National Moth Week celebrates the beauty, life cycles, and habitats of moths. “Moth-ers” of all ages and abilities are encouraged to learn about, observe, and document moths in their backyards, parks, and neighborhoods. Held worldwide every July, National Moth Week offers everyone, everywhere a unique opportunity to become a citizen scientist and contribute information about moths. You can help map moth species distribution. Just find a moth, snap a photo, and add it to the Vermont Moth Blitz project on iNaturalist!
How many species can we find during moth week?
Finding moths can be as simple as leaving a porch light on and checking it after dark. Serious moth aficionados use special lights and baits to attract them. Check out this short introduction on how to start mothing. It’s easy and fun!
Thanks to the tireless efforts of both professional and amateur Lepidopterists, since the 1995 landmark publication Moths and Butterflies of Vermont: A Faunal Checklist, over 400 new moth species have been found in Vermont. Preliminary results show us that there are now 1,903 species of moths known from Vermont. And, there are likely more awaiting our discovery.
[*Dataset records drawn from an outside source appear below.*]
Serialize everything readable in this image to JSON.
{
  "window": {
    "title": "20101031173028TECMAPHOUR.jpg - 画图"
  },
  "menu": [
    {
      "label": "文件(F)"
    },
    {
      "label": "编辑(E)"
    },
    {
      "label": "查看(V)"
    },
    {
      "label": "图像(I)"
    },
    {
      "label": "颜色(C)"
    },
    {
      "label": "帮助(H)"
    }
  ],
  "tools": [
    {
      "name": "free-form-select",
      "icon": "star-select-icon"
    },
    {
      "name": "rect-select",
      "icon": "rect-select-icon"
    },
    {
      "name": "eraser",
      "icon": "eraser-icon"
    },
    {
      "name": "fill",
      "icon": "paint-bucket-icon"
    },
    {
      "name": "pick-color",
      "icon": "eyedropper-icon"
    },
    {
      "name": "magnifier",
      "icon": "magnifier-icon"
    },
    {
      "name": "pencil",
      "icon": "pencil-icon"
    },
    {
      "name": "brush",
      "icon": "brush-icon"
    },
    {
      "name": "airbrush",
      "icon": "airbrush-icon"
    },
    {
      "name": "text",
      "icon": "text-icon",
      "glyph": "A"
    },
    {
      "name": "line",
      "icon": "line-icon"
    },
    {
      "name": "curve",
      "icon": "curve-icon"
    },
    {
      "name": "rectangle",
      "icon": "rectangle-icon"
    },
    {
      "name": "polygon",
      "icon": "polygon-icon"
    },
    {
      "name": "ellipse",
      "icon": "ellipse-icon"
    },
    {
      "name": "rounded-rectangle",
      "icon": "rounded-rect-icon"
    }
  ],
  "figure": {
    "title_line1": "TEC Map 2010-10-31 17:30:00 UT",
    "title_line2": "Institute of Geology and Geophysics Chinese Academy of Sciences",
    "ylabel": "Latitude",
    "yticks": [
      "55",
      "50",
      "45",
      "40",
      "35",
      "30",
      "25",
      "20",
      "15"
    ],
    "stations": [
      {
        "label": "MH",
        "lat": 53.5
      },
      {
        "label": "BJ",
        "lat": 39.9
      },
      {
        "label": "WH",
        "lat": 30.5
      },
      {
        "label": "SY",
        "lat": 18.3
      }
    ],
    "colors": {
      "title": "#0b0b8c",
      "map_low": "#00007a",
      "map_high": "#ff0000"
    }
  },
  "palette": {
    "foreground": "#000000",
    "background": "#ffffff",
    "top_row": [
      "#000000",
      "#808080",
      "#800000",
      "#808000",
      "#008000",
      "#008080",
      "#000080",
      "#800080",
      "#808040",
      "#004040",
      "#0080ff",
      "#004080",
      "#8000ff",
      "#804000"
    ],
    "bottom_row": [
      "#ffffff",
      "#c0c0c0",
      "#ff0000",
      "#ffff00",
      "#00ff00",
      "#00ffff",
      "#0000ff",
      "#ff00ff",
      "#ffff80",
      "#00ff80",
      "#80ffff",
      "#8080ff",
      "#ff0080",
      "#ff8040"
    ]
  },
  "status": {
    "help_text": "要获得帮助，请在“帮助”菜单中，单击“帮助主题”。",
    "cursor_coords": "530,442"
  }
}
Since 2013, professional biologists and naturalists have contributed moth observations to the Vermont Atlas of Life on iNaturalist. Many of us turn on special lights in our backyards on summer nights to find hundreds of moths and other insects gathering on our sheets, hunt fields and forest for day-flying moths, and place rotten fruit bait out to attract other moths. Many of these moths can be identified from good photographs (although some are impossible without examination under a microscope). With today’s amazing digital photography technology, coupled with the newer Peterson’s Field Guide to Northeastern Moths and web sites like iNaturalist, BugGuide, Moth Photographers Group, or Moths of Eastern North America Facebook Group, moth watching (aka mothing) has become increasingly popular.
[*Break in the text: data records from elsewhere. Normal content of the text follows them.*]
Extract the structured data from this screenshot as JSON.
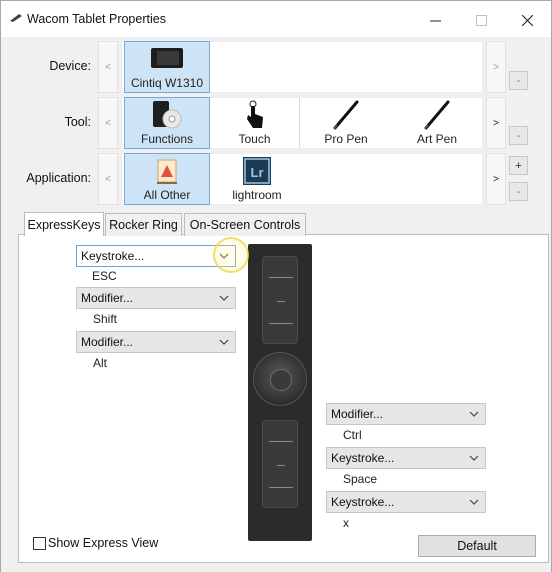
{
  "window": {
    "title": "Wacom Tablet Properties"
  },
  "device_row": {
    "label": "Device:",
    "tiles": [
      {
        "label": "Cintiq W1310",
        "icon": "tablet-device-icon",
        "selected": true
      }
    ]
  },
  "tool_row": {
    "label": "Tool:",
    "tiles": [
      {
        "label": "Functions",
        "icon": "functions-icon",
        "selected": true
      },
      {
        "label": "Touch",
        "icon": "touch-hand-icon",
        "selected": false
      },
      {
        "label": "Pro Pen",
        "icon": "pen-icon",
        "selected": false
      },
      {
        "label": "Art Pen",
        "icon": "pen-icon",
        "selected": false
      }
    ]
  },
  "application_row": {
    "label": "Application:",
    "tiles": [
      {
        "label": "All Other",
        "icon": "all-apps-icon",
        "selected": true
      },
      {
        "label": "lightroom",
        "icon": "lightroom-icon",
        "icon_text": "Lr",
        "selected": false
      }
    ]
  },
  "buttons": {
    "prev": "<",
    "next": ">",
    "add": "+",
    "remove": "-",
    "default": "Default"
  },
  "tabs": [
    {
      "label": "ExpressKeys",
      "active": true
    },
    {
      "label": "Rocker Ring",
      "active": false
    },
    {
      "label": "On-Screen Controls",
      "active": false
    }
  ],
  "left_keys": [
    {
      "action": "Keystroke...",
      "value": "ESC"
    },
    {
      "action": "Modifier...",
      "value": "Shift"
    },
    {
      "action": "Modifier...",
      "value": "Alt"
    }
  ],
  "right_keys": [
    {
      "action": "Modifier...",
      "value": "Ctrl"
    },
    {
      "action": "Keystroke...",
      "value": "Space"
    },
    {
      "action": "Keystroke...",
      "value": "x"
    }
  ],
  "show_express_view": {
    "label": "Show Express View",
    "checked": false
  },
  "colors": {
    "selection": "#cde4f7",
    "selection_border": "#7aa7d6",
    "tablet_body": "#2b2b2b",
    "panel_bg": "#f0f0f0"
  }
}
Moth watchers have added more than 100 new species to the Vermont faunal list via iNaturalist and have documented over 1,450 species across the state. What’s even more amazing is that together we’ve recorded over 60,000 moth observations, which help us understand their phenology, habitat use and range in Vermont like never before.
Discover and share which moths are flying in your neighborhood during National Moth Week!